China takes second place thanks to $2.4bn of renewable energy subsidies up for grabs, which EY says displays “an appetite for clean energy”.
“While political change often results in policy reversals and varying appetites for a low carbon economy, there appear to be no such worries in China,” states the report. “Early indications are that significant investment in renewable energy is here to stay and remains a critical part of the government’s long-term growth strategy.”
The report also highlights those countries it deems as ‘hot’ and those which are showing signs of cooling on renewables.
Topping the hot zones is Chile, which is leading a Latin American charge on low carbon power. The report says that “a cross-party agreement to expedite key energy legislation should boost investment in transmission networks and geothermal exploration, as well as formalise the ambitious target of 20 per cent renewable energy by 2024”.
“High electricity prices and surging energy demand driven by the mining sector are galvanising significant project activity, including a number of >100MW wind projects and a giant 400MW CSP project.”
Also ‘hot’ is India, thanks to a revival of wind projects, and Saudi Arabia, which is exploiting its solar potential.
Three countries are highlighted as being on a downward renewables trajectory – Brazil, Romania and Spain.
Brazil is deemed a risk area for investor because of new policies. The report staes: “In a bid to avoid further connection delays, the government is proposing that wind farm developers take responsibility for developing new transmission lines in future government-led auctions.
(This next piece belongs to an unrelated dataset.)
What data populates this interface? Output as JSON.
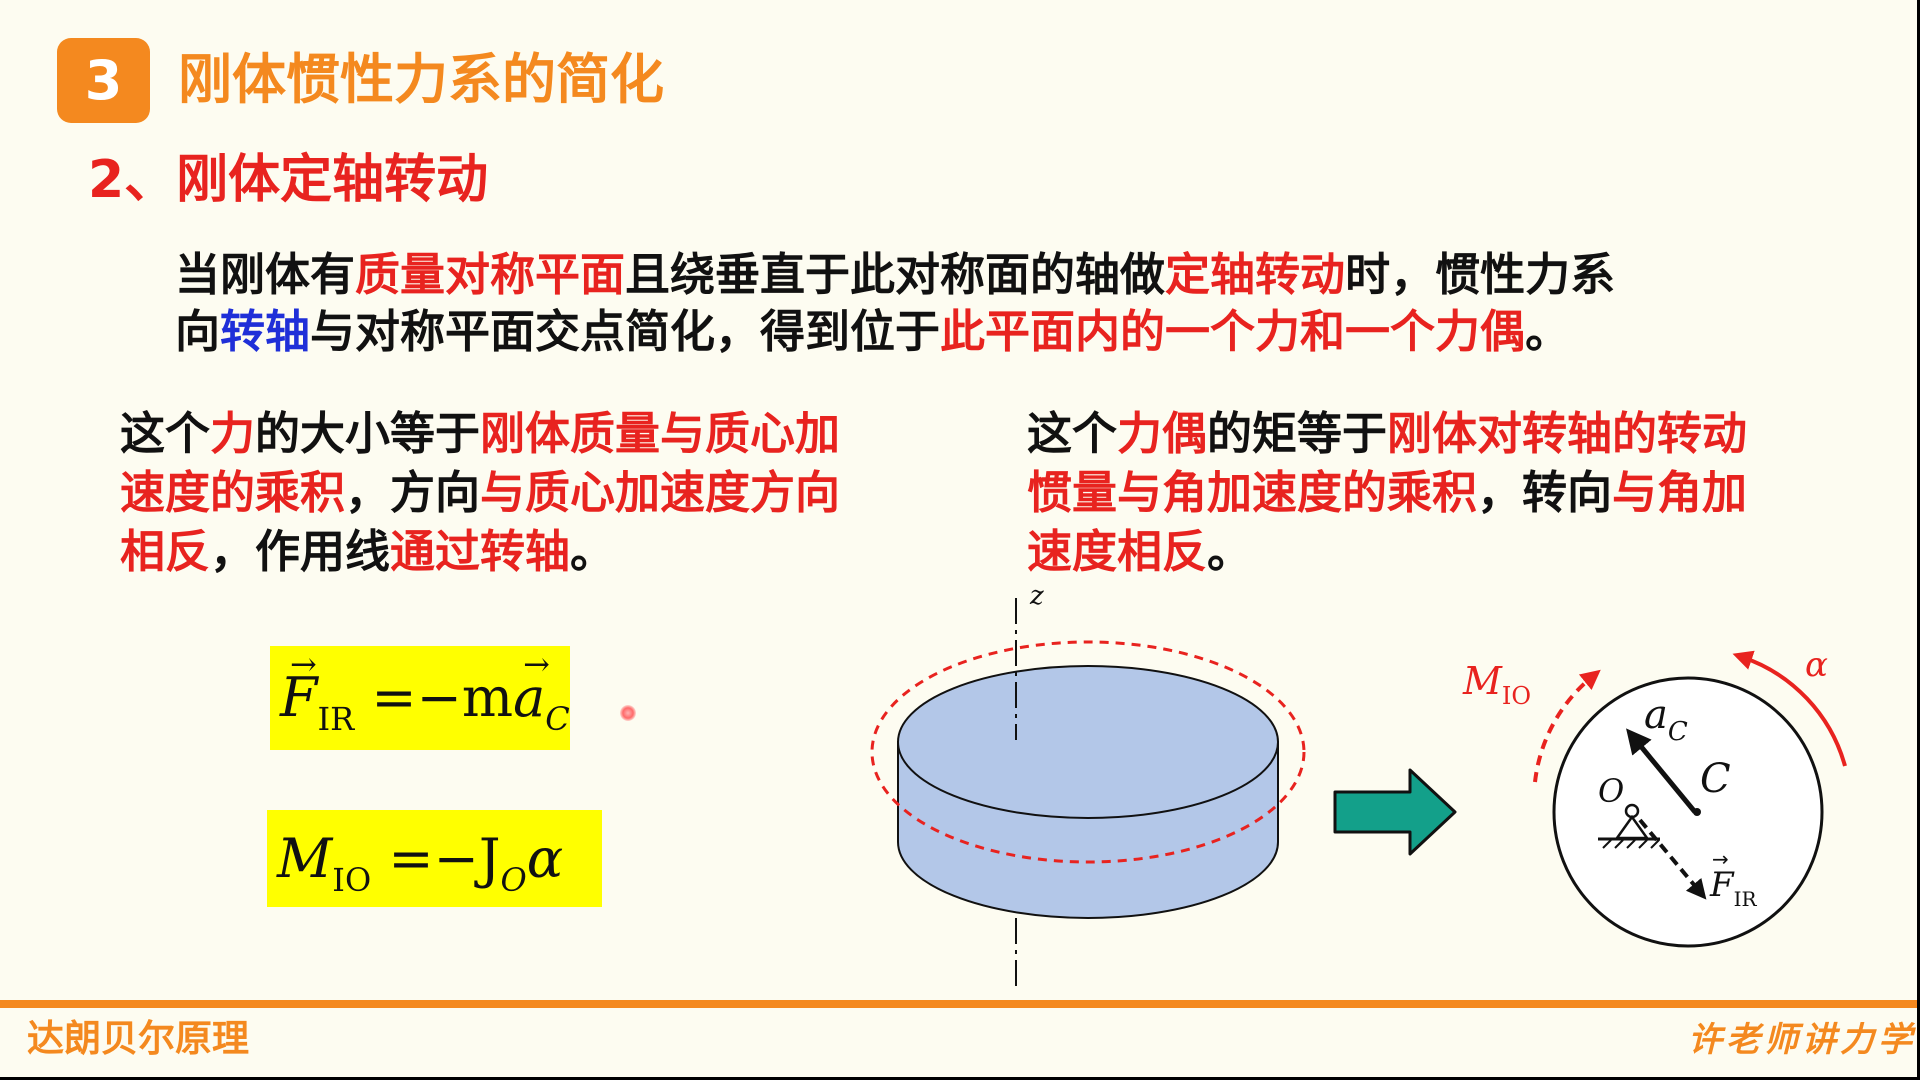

“Regulators may also apply domestic content rules in future tenders, in addition to those already attached to development bank funding. However, such measures will increase project costs and intensify competition, prompting a number of wind companies to reconsider their presence in Brazil.”
In Romania, an announcement in April of a government freeze on support for renewable projects has “threatened a mass exodus from the sector”, while Spain has stripped back subsidies to such a degree that some largte international investors have started legal actions against the government.
The report’s chief editor Ben Warren said that changes in the renewables landscape is seeing the balance of power shift.
“Declining government support, particularly in Western markets still struggling with austerity, may have put the brakes on some segments, but emerging markets appear eager to fill the gap as renewable energy plays an increasingly important role in energy security, enabling economic growth and stimulating economic diversification,” he said.
He added that “while global investment may be down on the previous year, installed capacity certainly is not, reflecting serious levels of resilience in the sector during these challenging times”.